THE MOB CAUSED US no trouble that night. For about an hour they watched us watching them through the windows, then they turned and went away. Every few minutes I peeked out the window, but the streets of Eudora stayed quiet and dark that night.

The next morning the trial began in earnest. I spent a long minute studying the face of Henry Wadsworth North, trying to match the man with what I remembered of the boy on the day Mama took sick. Too many years had intervened. This sallow, blotchy-faced fat man bore only a vague resemblance to the surly kid I remembered from Jenkins’ Mercantile.

Jonah called his first witness: Abraham Cross.

Abraham was wearing his best church suit, of speckled brown wool, and a matching fedora. He rolled in in a rickety wheelchair Moody had borrowed from a crippled neighbor of L.J.’s, a nice woman who sympathized with us.

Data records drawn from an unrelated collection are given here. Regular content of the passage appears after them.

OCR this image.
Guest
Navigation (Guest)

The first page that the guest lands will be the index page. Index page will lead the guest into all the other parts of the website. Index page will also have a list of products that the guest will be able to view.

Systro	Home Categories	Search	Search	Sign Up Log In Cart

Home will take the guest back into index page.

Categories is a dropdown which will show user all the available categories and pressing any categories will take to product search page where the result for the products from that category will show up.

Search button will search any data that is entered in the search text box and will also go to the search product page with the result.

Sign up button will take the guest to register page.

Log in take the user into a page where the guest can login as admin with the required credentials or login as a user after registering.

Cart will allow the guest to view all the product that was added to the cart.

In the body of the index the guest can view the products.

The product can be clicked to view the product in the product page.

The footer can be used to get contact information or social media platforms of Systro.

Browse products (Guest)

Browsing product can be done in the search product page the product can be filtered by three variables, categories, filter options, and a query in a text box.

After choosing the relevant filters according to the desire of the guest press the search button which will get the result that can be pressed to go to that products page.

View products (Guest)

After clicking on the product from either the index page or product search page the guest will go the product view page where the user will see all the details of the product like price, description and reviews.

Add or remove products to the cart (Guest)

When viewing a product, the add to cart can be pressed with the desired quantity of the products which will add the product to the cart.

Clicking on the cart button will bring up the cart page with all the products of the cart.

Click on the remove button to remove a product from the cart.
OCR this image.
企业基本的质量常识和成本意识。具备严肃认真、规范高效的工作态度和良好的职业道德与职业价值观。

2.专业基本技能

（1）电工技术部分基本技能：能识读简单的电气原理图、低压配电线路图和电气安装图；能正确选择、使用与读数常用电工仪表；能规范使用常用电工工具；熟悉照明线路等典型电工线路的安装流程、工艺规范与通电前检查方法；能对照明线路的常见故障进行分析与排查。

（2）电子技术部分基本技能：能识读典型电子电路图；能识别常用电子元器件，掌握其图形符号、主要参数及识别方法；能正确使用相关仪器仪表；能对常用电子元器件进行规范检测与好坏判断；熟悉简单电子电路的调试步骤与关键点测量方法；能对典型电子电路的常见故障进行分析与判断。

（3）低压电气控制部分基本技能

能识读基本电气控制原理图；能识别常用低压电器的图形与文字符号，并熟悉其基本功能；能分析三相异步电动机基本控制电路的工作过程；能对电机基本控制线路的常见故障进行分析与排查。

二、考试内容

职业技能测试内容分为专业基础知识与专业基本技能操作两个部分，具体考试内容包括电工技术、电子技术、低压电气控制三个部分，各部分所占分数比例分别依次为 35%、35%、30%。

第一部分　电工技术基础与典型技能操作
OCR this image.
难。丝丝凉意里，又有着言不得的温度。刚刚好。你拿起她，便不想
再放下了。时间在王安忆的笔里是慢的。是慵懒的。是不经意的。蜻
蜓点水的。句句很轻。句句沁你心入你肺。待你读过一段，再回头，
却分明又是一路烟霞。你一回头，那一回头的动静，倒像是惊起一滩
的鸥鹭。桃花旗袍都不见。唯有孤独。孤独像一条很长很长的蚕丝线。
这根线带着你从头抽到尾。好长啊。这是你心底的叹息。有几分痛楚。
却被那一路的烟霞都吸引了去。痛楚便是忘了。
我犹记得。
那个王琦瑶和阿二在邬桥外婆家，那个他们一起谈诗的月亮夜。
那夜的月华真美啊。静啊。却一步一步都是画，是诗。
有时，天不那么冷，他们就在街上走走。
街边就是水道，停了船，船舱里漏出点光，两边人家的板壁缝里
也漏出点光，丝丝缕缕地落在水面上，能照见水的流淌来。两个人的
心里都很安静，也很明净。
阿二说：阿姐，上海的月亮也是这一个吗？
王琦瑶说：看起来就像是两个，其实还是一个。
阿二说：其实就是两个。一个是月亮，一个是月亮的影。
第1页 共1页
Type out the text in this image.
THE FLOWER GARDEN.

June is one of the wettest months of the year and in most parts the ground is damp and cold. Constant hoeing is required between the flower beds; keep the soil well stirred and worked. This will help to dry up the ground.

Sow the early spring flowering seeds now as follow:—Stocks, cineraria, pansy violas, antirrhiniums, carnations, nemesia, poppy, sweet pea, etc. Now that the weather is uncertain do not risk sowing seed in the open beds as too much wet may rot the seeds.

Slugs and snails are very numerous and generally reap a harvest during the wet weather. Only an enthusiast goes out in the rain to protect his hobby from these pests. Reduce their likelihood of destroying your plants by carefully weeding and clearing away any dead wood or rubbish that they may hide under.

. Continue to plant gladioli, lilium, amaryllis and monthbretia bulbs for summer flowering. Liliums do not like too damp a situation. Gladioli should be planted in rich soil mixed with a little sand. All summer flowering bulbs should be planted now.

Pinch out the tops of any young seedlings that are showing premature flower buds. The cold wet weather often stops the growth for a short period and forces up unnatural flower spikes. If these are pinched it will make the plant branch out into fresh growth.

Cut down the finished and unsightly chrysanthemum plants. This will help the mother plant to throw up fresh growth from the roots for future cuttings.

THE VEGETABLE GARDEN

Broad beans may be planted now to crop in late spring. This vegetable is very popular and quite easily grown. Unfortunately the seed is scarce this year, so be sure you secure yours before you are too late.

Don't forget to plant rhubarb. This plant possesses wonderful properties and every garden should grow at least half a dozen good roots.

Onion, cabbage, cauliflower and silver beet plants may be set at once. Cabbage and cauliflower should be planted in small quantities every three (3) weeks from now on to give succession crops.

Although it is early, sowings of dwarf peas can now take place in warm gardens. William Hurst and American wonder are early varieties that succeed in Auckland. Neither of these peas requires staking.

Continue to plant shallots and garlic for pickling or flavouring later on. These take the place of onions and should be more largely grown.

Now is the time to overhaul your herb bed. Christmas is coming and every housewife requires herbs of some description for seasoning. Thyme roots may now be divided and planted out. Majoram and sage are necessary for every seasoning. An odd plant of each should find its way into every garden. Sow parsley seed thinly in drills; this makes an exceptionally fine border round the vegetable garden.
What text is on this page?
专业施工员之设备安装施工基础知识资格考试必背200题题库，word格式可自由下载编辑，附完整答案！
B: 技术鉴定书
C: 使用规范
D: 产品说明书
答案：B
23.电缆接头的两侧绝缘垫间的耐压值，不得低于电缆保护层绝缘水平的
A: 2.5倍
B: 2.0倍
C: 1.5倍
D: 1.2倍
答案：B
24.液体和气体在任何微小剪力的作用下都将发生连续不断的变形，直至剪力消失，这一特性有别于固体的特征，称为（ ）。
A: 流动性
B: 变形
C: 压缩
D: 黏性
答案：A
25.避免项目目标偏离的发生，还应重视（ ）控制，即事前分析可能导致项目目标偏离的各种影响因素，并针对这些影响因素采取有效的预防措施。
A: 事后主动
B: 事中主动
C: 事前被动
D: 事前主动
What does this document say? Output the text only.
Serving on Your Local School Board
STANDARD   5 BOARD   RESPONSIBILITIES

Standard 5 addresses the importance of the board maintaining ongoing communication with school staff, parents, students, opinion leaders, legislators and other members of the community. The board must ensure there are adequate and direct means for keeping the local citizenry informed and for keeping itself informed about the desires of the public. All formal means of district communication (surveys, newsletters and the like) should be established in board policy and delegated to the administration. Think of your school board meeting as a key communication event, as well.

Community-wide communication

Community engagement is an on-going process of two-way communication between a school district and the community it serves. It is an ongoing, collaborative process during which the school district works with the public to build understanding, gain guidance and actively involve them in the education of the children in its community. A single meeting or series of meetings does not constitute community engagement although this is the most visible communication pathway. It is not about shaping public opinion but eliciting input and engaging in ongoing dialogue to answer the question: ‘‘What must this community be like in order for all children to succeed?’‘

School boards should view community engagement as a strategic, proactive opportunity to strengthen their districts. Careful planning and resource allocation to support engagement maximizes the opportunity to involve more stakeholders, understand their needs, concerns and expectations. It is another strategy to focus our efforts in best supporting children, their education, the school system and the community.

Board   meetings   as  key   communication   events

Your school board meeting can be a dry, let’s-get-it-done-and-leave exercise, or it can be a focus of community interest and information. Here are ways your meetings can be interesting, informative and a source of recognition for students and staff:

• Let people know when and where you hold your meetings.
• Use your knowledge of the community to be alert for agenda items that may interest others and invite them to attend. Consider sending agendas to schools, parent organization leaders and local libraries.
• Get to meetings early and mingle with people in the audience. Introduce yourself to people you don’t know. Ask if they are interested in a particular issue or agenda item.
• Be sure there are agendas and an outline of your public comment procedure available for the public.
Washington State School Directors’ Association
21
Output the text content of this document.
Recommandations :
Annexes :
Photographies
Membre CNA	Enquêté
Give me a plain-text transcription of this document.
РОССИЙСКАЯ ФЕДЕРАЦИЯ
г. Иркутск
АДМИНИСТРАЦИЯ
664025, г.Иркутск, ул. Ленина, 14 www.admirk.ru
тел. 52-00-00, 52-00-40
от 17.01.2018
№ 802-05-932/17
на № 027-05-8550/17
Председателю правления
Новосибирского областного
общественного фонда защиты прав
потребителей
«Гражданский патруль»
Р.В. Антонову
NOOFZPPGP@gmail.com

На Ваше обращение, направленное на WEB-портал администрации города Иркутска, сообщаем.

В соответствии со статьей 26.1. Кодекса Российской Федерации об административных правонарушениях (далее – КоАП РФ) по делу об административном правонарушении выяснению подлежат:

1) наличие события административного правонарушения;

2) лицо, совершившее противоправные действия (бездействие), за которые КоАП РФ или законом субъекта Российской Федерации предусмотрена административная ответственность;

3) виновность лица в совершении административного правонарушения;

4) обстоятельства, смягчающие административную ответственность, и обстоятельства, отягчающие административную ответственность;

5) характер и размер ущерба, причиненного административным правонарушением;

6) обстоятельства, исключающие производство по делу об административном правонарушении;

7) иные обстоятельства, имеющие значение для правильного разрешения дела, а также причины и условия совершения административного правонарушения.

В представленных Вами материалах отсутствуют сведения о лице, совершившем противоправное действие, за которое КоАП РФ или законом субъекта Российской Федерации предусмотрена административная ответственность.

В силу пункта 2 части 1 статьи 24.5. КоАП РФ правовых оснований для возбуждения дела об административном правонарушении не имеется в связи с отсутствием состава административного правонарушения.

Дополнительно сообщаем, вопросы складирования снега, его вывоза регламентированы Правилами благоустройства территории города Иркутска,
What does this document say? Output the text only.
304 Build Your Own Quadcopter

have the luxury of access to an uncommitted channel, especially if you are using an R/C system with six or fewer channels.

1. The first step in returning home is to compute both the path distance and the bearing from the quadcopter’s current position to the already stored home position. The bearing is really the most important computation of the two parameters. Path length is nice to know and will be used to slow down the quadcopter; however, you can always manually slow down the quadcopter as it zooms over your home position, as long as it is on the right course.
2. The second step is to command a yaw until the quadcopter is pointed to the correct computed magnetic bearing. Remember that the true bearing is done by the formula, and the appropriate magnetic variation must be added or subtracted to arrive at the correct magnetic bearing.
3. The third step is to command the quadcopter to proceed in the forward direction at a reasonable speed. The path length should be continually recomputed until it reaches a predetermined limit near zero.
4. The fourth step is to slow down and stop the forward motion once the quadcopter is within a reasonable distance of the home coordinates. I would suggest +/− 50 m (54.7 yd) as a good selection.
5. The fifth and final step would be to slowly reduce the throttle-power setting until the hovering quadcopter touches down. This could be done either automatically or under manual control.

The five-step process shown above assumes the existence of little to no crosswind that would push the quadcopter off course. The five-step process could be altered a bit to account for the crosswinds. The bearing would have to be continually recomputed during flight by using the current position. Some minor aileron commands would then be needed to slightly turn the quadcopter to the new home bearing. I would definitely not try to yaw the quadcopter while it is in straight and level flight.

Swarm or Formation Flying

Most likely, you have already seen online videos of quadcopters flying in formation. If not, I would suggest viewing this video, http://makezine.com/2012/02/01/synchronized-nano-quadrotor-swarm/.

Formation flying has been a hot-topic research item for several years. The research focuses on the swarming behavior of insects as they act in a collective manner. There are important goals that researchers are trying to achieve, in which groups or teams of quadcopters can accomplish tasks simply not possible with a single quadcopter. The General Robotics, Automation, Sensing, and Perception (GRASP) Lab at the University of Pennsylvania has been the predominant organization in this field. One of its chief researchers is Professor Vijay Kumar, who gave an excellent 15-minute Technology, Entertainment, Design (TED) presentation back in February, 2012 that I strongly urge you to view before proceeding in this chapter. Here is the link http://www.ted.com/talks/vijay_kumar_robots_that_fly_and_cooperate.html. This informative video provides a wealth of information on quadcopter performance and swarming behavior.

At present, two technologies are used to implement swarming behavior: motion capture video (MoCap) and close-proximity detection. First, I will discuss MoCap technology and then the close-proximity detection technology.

“Now, Mr. Cross,” Jonah said, “why don’t you take us back to the night of August twenty-fifth. Tell us what you remember.”

Abraham nodded. “Well, sir, I was in the parlor, a-layin’ in my bed, and Moody was tendin’ after me–”

“Excuse me, sir,” Jonah said. “Who is Moody?”

“Moody Cross. My granddaughter. She looks after me.”

“Thank you, sir. Please go on.”

“Like I say, I was a-layin’ in my bed. Not quite sure if I’d been sleeping or not. But then sure enough I come awake. Sound like the cavalry done showed up outside the house. A bunch of horses, I don’t know how many. And men shootin’ off guns, and yellin.’ Like to scared me half to death – and I don’t need to be any closer to dead than I already am.”

Laughter rolled through the courtroom, from whites and Negroes. My father slammed down the gavel to kill it.

Abraham continued telling his story in precise, unwavering detail. Without any prompting from Jonah, he pointed out and positively identified two of the defendants.

“That one there, I saw him through the front window,” he said, pointing at the defense table.

Jonah asked him to be more specific.

“That one on the right,” he said. “Stephens. He shot Jimmie Cooper dead.”